MAXWELL:  A ridiculous protest at City Hall

4/2/2002 – Printed in the EDITORIAL section of the St Petersburg Times Newspaper

 

ST PETERSBURG

Led by Grand Lizard of Florida Burt Colucci (aka Burt Nicosia), the Ku Klux Klowns came to town Saturday. On the other side, led by Omali Yeshitela (aka Joe Waller), the Ufoolrus showed up.

I was there, at City Hall, in a crowd of several hundred. I arrived at 11:30, walked the streets, talked to early-comers and the police and ran into City Council member Jay Lasita. He was unhappy.

Anyway, I laughed a lot, even though the farce cost taxpayers a bundle.

You could spot the Klowns and their sympathizers a mile away. They were white, of course. They arrived on Harleys and in pickups. They were heavily tattooed and had that signature grunge aura. And, yes, some wore T-shirts with wording I cannot repeat here, and others wore Confederate emblems.

One of the funniest things about the Klowns was the get-up Colucci wore. This grown man (well, I think he is grown) wore a green robe and pointy headgear. He looked like bad version of Bozo performing an April Fool’s gag.

You should have heard him talk. Like George Wallace of old, Colucci was not going to be “out-Niggered,” “out-Jewed” or “out-homosexualed.” Yes, suh. That Colucci knew what he was doing. He railed. He gesticulated. He implored. He beseeched. He exhorted. He threatened. He cajoled. He excoriated. He prognosticated.

He was marvelous, as far as Klowns go.

He drove Yeshitela and his minions crazy. They shouted. They stomped the hot pavement. They cussed. They bitched and moaned. They spat. They threw plastic bottles. They paced. They pounded the railings. Some even cried.

In all, Colucci was good, a masterful race baiter, a magician who selected the right repertoire of mean tricks. Other Klownsmen also spoke. They were funny, too.

Ufoolrus’ Chairman Yeshitela also has a great stand-up act, as good or better than his rival’s.

Wearing a signature black T-shirt, Yeshitela strutted. His inner circle of tough bloods wore black fatigues (in that heat!), berets, boots and scary faces. They also made me laugh a lot.

Anyway, Yeshitela orated about “African people.” I kept looking around the crowd for all these Africans, but I saw only brothers and sisters from the hood. He went on about “economic development.” All the while, I was trying to figure what economic development had to do with a sick little out-of-town white man in a green gown and pointy hat.

But there he was, that Yeshitela, bellowing into a bullhorn. You should have seen him. He pumped his fists in the air and waved his arms. His eyes bulged out of his head, and veins popped out in his neck. At one point, I got real scared. I thought the brother was going to swoon. Yo! It was hot out there.

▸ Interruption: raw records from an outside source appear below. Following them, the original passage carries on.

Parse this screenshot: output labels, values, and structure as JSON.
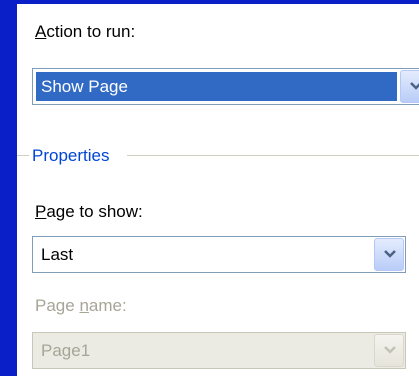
{
  "action": {
    "label_mnemonic": "A",
    "label_rest": "ction to run:",
    "selected": "Show Page"
  },
  "properties": {
    "title": "Properties",
    "page_to_show": {
      "label_mnemonic": "P",
      "label_rest": "age to show:",
      "selected": "Last"
    },
    "page_name": {
      "label_before": "Page ",
      "label_mnemonic": "n",
      "label_after": "ame:",
      "value": "Page1",
      "disabled": true
    }
  },
  "icons": {
    "dropdown": "chevron-down-icon"
  },
  "colors": {
    "window_frame": "#0a1fc8",
    "selection": "#316ac5",
    "group_title": "#0046d5",
    "disabled_text": "#a7a597"
  }
}
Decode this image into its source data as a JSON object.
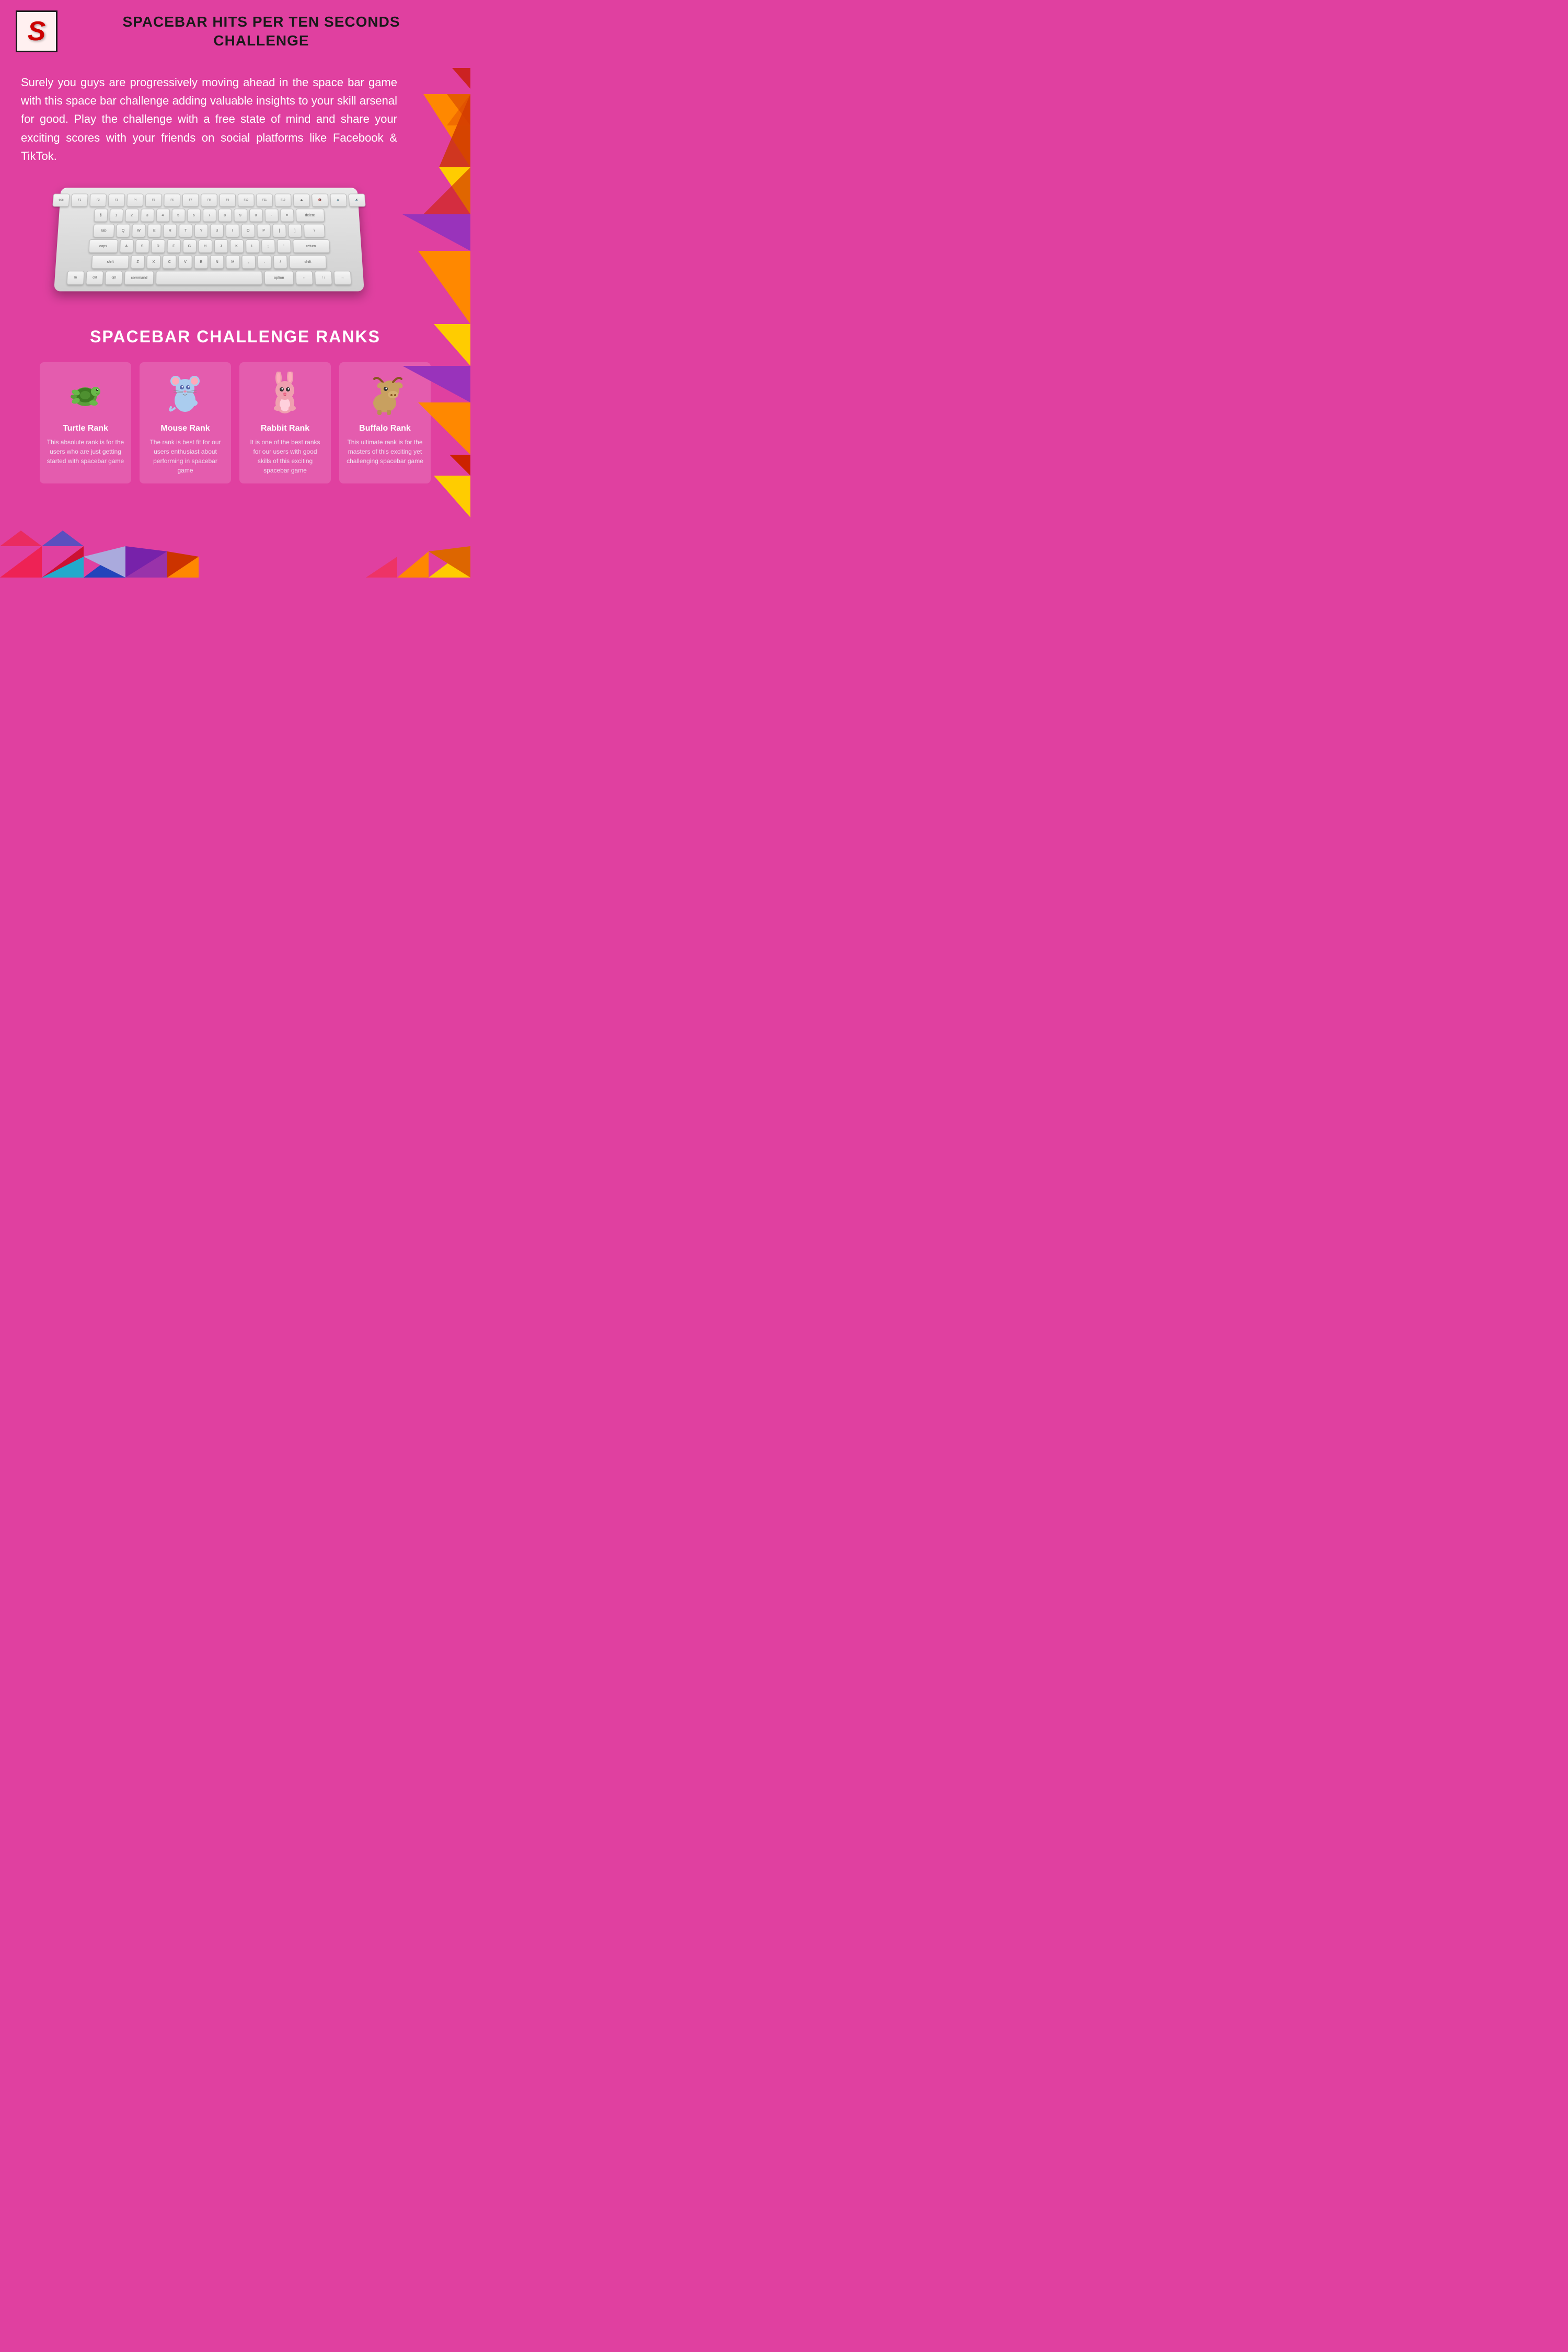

Like Colucci, Yeshitela was good. He had the crowd going. People shouted, waved and applauded, which energized the Ufoolru chairman. I mean, the guy could not shut up. I always have suspected that he is mesmerized by the sound of his own voice.

Well, things were going along pretty much okay until this Klown supporter, Douglas Steltenkemp, (I love that name) had had enough of Yeshitela’s shucking and jiving. Steltenkemp started taunting the crowd, mostly blacks, with racist insults.

He was good _ so good, in fact, that Kevin Benjamin, a brother, confronted him. Cornered, Steltenkemp punched Benjamin. The two went at it, causing the crowd to surge over a police barrier. Both were arrested.

I stood out of harm’s way and observed the scene. For the first time, I realized I was watching a bunch of brats acting out in a giant sandbox.

I realized, too, that I was attending a non-event. What had brought these pro-Klown and anti-Klown sides together in front of City Hall? Nothing. The Klowns had simply announced that they wanted to speak on the steps of City Hall. The Ufoolrus decided they would protest.

That was it. Nothing more. A non-event. The problem, of course, was that this non-event could have turned lethal. If the police had not been there in large numbers, I am certain someone would have been seriously injured or killed.

Looking around the crowd, I saw many children, some infants in strollers. Who are these fools who would endanger the lives of their children by bringing them to this potentially violent non-event?

The truth is, no one except the police and a handful of journalists should have attended this thing. The Klowns have nothing relevant to say, except to their brothers in nuttiness _ the Ufoolrus _ who need doses of white bile to keep them regular.